Now the Chinese influence on food in Peru is quite real.  Chinese arrived in Peru at about the same time they came to the United States for the California gold rush.  Their presence has led to a style of cuisine called "chifa," based on the Cantonese term for cooking (in our Toishanese dialect, "ji faan") which literally means to prepare rice.  Chifa is essentially Chinese food made with local Peruvian ingredients.  There is also "chaufa", which specifically refers to Peruvian fried rice, from the Cantonese word "chow faan", which means fried rice.  The term chaufa also can refer more generally  to Peruvian food cooked Chinese style.

If you look hard enough you can find restaurants in the United States that serve a wide range of Chinese-Peruvian dishes.  There are a couple here in Los Angeles, though the greatest concentration I have run into was in Orlando, Florida.  Indeed, I actually stumbled into one in Buenos Aires.  But if you walk into any straight-up Peruvian restaurant in the United States, there will most likely be something in the way of chifa or chaufa on the menu.

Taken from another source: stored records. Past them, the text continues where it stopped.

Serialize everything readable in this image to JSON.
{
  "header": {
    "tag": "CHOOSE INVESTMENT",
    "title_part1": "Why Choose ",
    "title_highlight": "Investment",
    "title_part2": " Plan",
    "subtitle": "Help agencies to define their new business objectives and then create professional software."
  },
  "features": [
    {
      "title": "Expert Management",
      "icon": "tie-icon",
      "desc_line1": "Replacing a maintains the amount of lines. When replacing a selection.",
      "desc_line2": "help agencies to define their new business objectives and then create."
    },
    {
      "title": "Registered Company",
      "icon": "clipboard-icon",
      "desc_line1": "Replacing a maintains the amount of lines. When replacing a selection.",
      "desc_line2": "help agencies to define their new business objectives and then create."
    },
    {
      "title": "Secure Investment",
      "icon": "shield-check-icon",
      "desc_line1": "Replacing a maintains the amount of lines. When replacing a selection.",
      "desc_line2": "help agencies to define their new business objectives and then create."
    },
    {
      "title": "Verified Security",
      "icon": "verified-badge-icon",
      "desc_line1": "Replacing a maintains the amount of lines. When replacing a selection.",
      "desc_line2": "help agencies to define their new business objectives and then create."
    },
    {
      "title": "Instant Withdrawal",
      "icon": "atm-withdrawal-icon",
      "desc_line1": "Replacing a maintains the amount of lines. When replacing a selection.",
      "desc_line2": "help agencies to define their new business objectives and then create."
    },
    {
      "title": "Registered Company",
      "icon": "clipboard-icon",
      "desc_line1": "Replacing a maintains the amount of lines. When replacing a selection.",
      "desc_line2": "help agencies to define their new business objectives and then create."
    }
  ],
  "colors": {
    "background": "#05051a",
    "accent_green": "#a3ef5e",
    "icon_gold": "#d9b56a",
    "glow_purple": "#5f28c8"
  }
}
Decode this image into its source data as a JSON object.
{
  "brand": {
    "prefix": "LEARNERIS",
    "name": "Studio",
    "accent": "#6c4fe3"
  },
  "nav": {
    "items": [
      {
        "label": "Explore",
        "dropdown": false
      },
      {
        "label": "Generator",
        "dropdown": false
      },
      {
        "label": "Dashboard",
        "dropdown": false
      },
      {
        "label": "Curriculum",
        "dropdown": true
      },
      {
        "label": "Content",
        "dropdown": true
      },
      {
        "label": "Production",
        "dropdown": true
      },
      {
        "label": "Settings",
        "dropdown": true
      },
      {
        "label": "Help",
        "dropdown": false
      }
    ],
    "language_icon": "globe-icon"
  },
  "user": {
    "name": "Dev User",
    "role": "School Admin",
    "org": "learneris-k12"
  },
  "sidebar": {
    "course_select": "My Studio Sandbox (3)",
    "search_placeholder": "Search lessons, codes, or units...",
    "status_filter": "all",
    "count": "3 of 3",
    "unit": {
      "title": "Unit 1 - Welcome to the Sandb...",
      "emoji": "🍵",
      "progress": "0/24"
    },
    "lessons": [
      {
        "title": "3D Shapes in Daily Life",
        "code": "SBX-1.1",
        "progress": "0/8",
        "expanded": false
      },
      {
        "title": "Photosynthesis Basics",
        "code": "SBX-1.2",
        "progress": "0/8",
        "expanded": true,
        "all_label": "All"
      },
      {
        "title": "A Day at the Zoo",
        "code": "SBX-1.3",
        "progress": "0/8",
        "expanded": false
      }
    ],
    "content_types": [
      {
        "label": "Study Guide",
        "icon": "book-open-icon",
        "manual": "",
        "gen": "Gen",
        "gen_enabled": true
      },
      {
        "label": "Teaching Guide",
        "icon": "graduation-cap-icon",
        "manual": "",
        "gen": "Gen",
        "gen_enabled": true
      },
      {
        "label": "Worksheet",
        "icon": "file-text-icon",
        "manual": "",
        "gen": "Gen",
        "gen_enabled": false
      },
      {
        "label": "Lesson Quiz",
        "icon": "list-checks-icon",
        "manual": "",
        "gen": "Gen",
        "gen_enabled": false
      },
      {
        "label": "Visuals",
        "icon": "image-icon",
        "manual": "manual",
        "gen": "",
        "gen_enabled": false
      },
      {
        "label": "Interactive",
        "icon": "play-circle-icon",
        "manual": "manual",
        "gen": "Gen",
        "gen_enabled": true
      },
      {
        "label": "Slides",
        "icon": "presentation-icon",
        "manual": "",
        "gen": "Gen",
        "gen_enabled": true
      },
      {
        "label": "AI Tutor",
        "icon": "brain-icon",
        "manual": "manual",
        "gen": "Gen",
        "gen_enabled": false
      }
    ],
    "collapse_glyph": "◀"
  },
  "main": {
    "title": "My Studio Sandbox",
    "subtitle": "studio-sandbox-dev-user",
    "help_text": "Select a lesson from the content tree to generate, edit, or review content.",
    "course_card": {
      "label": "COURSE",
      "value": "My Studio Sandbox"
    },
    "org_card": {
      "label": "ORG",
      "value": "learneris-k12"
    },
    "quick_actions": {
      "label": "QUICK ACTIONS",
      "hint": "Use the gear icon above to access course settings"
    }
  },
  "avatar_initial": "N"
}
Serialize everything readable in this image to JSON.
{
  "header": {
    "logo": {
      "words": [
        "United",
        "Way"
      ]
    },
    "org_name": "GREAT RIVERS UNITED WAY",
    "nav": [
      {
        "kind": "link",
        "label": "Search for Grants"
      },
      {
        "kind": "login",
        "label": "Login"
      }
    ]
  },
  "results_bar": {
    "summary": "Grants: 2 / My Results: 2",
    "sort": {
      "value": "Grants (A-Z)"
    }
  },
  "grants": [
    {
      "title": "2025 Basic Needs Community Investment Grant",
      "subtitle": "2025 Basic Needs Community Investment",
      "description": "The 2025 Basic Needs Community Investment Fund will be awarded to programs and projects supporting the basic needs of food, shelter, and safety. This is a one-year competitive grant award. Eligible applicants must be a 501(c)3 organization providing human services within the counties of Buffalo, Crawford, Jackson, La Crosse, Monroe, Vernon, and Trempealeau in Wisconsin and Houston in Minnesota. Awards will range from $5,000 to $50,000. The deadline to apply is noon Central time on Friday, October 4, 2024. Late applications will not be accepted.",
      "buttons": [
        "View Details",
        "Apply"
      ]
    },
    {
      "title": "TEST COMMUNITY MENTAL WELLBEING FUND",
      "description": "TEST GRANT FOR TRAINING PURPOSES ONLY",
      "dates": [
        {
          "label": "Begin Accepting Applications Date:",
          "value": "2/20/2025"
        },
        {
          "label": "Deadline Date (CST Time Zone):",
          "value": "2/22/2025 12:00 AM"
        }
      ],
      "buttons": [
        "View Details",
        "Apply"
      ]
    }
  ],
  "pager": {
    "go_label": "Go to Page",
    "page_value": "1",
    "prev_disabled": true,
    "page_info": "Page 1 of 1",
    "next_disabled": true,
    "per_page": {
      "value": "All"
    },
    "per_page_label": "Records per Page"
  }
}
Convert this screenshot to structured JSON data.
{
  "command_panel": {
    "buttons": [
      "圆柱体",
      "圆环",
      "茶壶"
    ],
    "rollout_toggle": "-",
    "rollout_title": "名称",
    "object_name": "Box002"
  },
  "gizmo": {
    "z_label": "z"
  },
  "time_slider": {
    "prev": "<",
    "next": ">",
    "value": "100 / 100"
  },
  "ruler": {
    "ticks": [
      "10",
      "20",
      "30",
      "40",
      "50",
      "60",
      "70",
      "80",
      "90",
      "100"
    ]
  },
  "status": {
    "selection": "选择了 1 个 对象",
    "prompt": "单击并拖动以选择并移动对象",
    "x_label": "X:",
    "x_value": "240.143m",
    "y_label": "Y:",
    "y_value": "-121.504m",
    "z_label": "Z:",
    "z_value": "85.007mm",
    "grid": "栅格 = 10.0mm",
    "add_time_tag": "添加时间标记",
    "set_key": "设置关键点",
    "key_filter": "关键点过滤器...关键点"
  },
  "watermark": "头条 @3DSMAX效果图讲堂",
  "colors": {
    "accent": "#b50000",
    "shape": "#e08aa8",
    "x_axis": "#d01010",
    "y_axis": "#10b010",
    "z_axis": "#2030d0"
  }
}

Still, Chinese-Peruvian food is not so common here for me to find a Nashville hot wings/Chinese Peruvian restaurant and not think that I was having a strange food dream. But in fact I’m wide awake, and Wok N’ Tenders on the corner of Crenshaw and Venice is the restaurant, just two blocks from where I attended Mt. Vernon Junior High School in the 1960s, since renamed Johnnie Cochran Middle School.  Who would have thought something like Wok N' Tenders would eventually show up there?

The Chinese menu is relatively short. There’s chicken or beef chaufa (fried rice), chicken or beef tallarin (meat with noodles), and lomo saltado (Chinese stir fry with french fries). I had the chicken tallarin and it was really great.